Na publicação do deputado também consta a imagem de uma notícia veiculada no último dia 8 de janeiro, no site do Conselho Regional de Enfermagem de São Paulo (Coren-SP). Nela, há relatos de profissionais da área da saúde sobre a vacinação. O depoimento da enfermeira Mônica Calazans está entre eles.
Realizamos buscas no Google por outras reportagens sobre Mônica.
O Comprova fez esta verificação baseado em informações científicas e dados oficiais sobre o coronavírus e a covid-19 disponíveis no dia 18 de Janeiro de 2020.
Verificação
A participação de Mônica Calazans nos testes da CoronaVac
Mônica Calazans tem 54 anos e é enfermeira da unidade de terapia intensiva (UTI) do Hospital Emílio Ribas, em São Paulo. Ela realmente participou como voluntária dos estudos clínicos feitos no Brasil da vacina CoronaVac, desenvolvida pelo Instituto Butantan em parceria com o laboratório chinês Sinovac.
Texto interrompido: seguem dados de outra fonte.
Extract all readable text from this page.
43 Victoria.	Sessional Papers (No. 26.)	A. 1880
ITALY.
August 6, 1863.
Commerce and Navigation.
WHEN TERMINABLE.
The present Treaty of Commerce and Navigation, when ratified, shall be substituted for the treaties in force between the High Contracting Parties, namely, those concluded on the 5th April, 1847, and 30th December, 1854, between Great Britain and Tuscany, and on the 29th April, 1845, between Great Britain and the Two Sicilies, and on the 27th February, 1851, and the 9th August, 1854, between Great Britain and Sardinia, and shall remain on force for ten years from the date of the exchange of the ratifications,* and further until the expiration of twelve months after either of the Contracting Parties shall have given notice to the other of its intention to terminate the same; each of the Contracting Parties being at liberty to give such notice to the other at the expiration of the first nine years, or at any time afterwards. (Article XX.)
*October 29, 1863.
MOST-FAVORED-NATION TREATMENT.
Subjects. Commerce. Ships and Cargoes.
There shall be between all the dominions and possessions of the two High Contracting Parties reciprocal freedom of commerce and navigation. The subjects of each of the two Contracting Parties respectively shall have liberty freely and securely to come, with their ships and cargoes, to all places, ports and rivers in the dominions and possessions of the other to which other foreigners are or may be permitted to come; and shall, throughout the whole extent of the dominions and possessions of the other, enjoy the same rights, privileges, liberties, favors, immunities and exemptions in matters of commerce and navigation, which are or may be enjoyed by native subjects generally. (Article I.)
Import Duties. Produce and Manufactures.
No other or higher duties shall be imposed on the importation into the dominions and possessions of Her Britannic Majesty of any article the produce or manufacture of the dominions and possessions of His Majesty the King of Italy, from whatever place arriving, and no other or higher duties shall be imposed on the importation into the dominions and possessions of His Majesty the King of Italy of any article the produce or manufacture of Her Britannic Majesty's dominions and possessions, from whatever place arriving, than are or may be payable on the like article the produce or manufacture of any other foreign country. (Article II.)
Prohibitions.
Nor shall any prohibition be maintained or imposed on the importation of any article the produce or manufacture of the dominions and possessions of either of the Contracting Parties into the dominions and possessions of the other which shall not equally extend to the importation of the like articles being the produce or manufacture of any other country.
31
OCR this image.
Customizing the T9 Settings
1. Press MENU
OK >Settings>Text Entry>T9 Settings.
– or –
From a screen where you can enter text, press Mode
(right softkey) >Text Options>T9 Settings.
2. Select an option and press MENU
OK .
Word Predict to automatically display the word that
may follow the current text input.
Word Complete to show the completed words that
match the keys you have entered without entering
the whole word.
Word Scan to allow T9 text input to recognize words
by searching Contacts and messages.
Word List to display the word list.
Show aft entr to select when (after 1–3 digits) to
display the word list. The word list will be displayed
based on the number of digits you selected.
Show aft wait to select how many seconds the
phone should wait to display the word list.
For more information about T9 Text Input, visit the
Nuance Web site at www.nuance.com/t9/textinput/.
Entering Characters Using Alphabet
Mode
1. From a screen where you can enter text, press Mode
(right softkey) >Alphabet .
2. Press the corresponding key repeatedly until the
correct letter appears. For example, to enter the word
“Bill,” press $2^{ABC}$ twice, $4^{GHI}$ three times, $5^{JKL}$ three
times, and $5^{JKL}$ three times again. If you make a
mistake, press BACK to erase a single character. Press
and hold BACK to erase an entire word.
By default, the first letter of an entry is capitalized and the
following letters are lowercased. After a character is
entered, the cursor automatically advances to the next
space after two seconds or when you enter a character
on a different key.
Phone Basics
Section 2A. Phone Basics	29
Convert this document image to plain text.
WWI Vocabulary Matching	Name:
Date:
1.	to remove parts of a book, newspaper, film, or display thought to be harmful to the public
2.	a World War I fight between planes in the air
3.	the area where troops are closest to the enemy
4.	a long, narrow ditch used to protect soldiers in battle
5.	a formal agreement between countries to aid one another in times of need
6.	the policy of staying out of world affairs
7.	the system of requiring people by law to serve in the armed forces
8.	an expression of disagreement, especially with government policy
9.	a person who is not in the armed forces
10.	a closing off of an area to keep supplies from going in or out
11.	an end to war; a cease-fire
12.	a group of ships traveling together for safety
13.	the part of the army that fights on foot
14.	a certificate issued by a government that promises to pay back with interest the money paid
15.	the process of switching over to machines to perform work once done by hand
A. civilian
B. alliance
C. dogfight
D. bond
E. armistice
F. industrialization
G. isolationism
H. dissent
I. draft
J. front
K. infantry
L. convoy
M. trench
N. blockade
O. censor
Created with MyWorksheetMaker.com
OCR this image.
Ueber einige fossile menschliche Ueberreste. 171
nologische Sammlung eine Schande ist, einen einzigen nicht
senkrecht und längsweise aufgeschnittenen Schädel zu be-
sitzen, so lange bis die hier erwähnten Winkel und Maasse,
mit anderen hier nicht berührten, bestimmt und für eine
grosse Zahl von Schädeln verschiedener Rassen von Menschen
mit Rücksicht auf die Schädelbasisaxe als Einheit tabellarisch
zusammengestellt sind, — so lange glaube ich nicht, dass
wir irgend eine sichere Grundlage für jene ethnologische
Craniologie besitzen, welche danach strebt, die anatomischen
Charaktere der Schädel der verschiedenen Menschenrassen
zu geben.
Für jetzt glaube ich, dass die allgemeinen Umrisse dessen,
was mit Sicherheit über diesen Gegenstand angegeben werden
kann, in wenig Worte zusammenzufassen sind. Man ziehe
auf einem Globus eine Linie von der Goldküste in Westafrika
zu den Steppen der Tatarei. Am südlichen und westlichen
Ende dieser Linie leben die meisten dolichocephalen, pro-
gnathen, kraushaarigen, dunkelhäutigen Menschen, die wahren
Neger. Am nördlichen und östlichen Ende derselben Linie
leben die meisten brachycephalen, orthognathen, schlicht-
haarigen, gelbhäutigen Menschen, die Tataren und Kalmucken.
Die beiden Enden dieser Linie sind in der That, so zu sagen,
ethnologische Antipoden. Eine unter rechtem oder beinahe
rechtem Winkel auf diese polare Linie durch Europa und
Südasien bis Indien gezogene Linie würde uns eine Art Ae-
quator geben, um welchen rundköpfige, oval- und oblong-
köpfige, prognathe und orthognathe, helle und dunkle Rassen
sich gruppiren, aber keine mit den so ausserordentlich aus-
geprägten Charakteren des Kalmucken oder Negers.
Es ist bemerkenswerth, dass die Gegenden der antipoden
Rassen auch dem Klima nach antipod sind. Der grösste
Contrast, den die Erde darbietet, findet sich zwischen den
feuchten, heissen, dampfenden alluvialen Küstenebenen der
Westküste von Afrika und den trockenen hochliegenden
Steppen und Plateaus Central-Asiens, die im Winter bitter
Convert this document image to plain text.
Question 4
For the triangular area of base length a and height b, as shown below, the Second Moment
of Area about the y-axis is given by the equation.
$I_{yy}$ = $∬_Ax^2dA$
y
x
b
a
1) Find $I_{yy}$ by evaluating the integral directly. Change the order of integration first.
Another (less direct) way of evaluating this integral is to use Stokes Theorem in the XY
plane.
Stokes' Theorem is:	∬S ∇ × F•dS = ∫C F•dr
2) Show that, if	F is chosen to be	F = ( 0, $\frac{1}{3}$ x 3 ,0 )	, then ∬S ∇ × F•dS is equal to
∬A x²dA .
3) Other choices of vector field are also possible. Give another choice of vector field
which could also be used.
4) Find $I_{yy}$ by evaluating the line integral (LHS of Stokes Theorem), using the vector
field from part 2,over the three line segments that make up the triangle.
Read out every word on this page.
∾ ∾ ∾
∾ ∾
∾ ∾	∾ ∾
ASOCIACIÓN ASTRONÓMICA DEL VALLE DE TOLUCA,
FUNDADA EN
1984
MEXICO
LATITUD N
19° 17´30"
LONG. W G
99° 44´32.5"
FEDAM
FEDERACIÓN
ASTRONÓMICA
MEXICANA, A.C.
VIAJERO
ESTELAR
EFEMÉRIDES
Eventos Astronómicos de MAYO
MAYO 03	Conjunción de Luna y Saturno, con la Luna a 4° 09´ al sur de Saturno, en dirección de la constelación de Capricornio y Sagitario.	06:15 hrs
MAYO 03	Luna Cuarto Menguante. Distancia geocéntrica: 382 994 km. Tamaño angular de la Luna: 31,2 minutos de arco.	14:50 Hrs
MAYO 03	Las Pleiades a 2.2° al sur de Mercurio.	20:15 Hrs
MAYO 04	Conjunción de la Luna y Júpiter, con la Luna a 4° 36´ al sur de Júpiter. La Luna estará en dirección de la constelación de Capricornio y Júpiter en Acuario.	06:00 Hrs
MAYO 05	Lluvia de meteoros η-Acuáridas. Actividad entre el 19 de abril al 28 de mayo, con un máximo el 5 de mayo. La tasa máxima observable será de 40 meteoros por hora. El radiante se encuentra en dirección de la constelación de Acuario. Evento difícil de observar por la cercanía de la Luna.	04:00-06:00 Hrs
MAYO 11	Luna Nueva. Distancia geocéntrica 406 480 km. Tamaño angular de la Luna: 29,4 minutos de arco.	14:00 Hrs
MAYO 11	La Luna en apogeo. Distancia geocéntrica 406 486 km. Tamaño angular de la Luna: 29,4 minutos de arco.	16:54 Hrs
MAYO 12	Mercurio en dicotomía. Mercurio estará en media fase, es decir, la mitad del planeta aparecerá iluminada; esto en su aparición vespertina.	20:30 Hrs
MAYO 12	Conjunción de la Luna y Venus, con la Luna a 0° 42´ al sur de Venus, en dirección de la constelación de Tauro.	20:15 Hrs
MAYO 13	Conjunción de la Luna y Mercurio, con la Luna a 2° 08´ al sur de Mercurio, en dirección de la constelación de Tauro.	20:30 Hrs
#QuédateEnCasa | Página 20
No entanto, estava no grupo que recebeu placebo, substância sem efeito, e não as doses do imunizante.
Em contato com o Comprova, a enfermeira confirmou que tomou as duas aplicações dos testes entre julho e agosto de 2020. Apesar disso, somente no último domingo, dia 17 de janeiro, ela foi informada que estava no grupo que recebeu placebo, e que havia sido escolhida para, desta vez, receber a vacina, se tornando a primeira brasileira a ser imunizada contra a covid-19 em território nacional.
Quem é Mônica Calazans e por que ela foi escolhida para receber a primeira dose da vacina?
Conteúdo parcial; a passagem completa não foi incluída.